Sur certaines photos, c'est seulement le flou dans le lointain, sans qu'on puisse deviner alors si c'est l'arrivée ou le départ. La seule chose dont je me souvienne, c'est que la première fois où j'ai vu la mer c'était à Marseille, le temps était froid et gris, et j'allais embarquer pour l'Algérie. (p. 261-262)Peut-être que ça n'a aucune importance, tout ça, cette histoire, qu'on ne sait pas ce que c'est qu'une histoire tant qu'on n'a pas soulevé celles qui sont dessous et qui sont les seules à compter, comme les fantômes, nos fantômes qui s'accumulent et forment les pierres d'une drôle de maison dans laquelle on s'enferme tout seul, chacun sa maison, et quelles fenêtres, combien de fenêtres ? Et moi, à ce moment-là, j'ai pensé qu'il faudrait bouger le moins possible tout le temps de sa vie pour ne pas se fabriquer du passé, comme on fait, tous les jours ; et ce passé qui fabrique des pierres, et les pierres, des murs. Et nous on est là maintenant à se regarder vieillir et ne pas comprendre pourquoi Bernard il est là-bas dans cette baraque, avec ses chiens si vieux, et sa mémoire si vieille, et sa haine si vieille aussi que tous les mots qu'on pourrait dire ne peuvent pas grand-chose. (p. 270)

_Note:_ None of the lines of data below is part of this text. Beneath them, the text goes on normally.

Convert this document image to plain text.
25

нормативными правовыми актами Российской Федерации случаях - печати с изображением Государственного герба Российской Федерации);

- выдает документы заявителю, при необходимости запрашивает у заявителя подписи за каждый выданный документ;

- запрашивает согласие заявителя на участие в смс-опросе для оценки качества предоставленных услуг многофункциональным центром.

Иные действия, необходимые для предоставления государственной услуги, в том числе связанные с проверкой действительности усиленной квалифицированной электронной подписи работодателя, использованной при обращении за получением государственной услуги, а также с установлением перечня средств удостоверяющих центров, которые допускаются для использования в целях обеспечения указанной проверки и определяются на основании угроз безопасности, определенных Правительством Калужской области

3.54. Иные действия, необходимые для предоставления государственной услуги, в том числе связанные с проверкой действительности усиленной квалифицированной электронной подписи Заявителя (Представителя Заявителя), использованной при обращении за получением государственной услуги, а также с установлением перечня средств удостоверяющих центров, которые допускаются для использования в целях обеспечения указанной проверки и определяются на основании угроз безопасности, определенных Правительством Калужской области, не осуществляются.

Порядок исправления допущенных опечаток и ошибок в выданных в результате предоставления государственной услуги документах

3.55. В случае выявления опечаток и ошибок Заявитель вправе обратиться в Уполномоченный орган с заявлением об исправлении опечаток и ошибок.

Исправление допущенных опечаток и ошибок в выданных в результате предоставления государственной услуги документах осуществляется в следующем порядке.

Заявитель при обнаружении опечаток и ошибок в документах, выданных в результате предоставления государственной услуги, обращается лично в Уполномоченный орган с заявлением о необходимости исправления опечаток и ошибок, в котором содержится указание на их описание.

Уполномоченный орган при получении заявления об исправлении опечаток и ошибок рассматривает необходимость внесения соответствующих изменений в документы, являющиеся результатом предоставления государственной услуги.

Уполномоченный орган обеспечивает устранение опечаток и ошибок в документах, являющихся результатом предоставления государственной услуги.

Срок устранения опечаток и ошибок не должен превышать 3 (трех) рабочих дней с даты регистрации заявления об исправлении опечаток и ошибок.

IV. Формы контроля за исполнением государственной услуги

Laurent Mauvignier, Des hommes (Minuit, 2009)
D’abord je n’ai pas aimé ce livre, l'ai trouvé trop à l'estomac, puis je me suis laissée prendre par sa construction en spirale (la blessure de la guerre au cœur de l’unité de temps - après-midi, soir, nuit, matin – tragique) et la superposition des monologues circulaires d'hommes pareillement blessés qui ne débouchent sur aucune conclusion ni résolution, mais sur une question : « je voudrais savoir si l’on peut commencer à vivre quand on sait que c’est trop tard. » (p. 281, les derniers mots).
Et lorsqu’ensuite j’ai lu la description par Mauvignier de ce qu’il souhaitait faire dans l’entretien avec Nelly Kaprièlian (Les Inrockuptibles, 8 septembre 2009) qui est repris sur la page des éditions de Minuit, j’ai trouvé que le pari était réussi :
« J’ai essayé d’écrire de la littérature qui dise quelque chose sans renoncer à ce qu’a été le XXe siècle formellement. Je sais que beaucoup de gens n’acceptent pas le rapport à l’émotion et aux clichés en littérature, alors qu’ils le font sans aucun problème au cinéma. C’est comme s’il y avait un machisme littéraire : l’émotion et les sentiments, c’est bon pour la littérature populaire, c’est des trucs de femme, il faut s’en méfier. Alors qu’au cinéma, les meilleurs cinéastes ne se posent pas la question. »
Laurent
Mauvignier est né en 1967. Il a publié :
- Loin d'eux (Minuit, 1999)
- Apprendre à finir (Minuit, 2000) Prix Livre Inter 2001
- Ceux d'à côté (Minuit, 2002)
- Seuls (Minuit, 2004)
- Le Lien (Minuit, 2005)
- Dans la foule (Minuit, 2006) Prix du roman Fnac 2006
- Des hommes (Minuit, 2009)
Commentaires
J'aime cette prise de position, dans l'entretien.
J'ai fortement aimé ce roman, merci d'éclairer ce sentiment.
Suis totalement d'accord avec ce qu'il dit : ce qu'on appelle cliché en littérature, qui passe fort bien au cinéma, l'émotion ... Un livre magnifique. (mais l'accusation de "cliché" est devenu le plus petit dénominateur commun de nombre de ces - mauvaises - "critiques")
Un excellent premier film, de Laurent Herbiet (2006), avec notamment Robinson Stévenin, a été diffusé sur Arte le 22 octobre.
Sujet : la torture pendant la guerre d'Algérie.
Et la force du film est ici dans l'absence de pathos - mais pas de l'émotion - ce qui prouve que cela est compatible également au cinéma.
Le titre : "Mon colonel" (avec aussi Olivier Gourmet et Cécile de France).